The company-level total outstanding shares are not the same as the total shares outstanding. Total shares outstanding include shares that are only traded on the market. The company-level total outstanding shares also include other classes of shares, even if they are non-traded.
Note that treasury shares are not included.
Market capitalization for tickers with the type “preferred” equals the main ticker's capitalization and represents the company-level Market capitalization. For example, NYSE:BAC (Bank of America Corp.) and NYSE:BAC/PB (Bank of America Corp. Preferred) have the same Market capitalization, and that could differ from other sources' methodology.
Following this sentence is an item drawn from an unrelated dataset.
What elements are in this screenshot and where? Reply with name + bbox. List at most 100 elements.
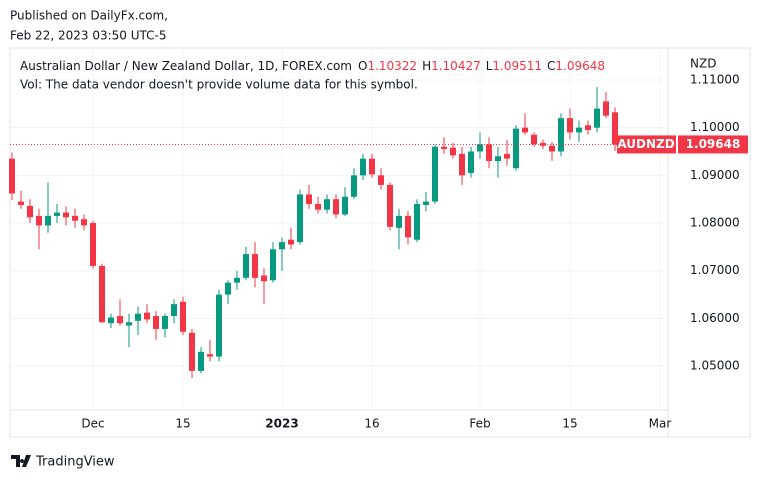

Similarly, Market capitalization for Depositary Receipts (DRs) also equals the main ticker's capitalization, representing the company-level market capitalization. For instance, NYSE:TSM (Taiwan Semiconductor Manufacturing Company as a DR) and TWSE:2330 (TSMC stock) share the same Market capitalization. This approach ensures consistency across different types of securities representing the same company, although it may differ from other sources' methodologies.
Market capitalization metric is available in the financials on the chart. Please note that history is available only since 2016 at maximum.
What does Market capitalization mean?
Investors use Market capitalization as an indicator of company size. The size of a company can influence how investors view a company, its risk, and how it compares to other companies.
Companies with a capitalization of more than $10 billion are called large-cap companies. Investing in such companies is often attractive to all investors because of their size and liquidity. Large-cap companies are also considered to be mature companies with more established businesses.
Companies with a capitalization of $2 billion to $10 billion are called mid-cap companies. Mid-cap companies are preferred by investors who are looking for growth opportunities or less mature companies. However, investments in such companies can be risky, as mid-cap companies are sometimes as small as they are for a reason and growth is a challenge.
Companies with a capitalization of $300 million to $2 billion are called small-cap companies and are usually more volatile, risky, and less liquid than mid-cap and large-cap companies. Small-cap companies are also more affected by investor preference. Many investors do not want to bet on companies that are small.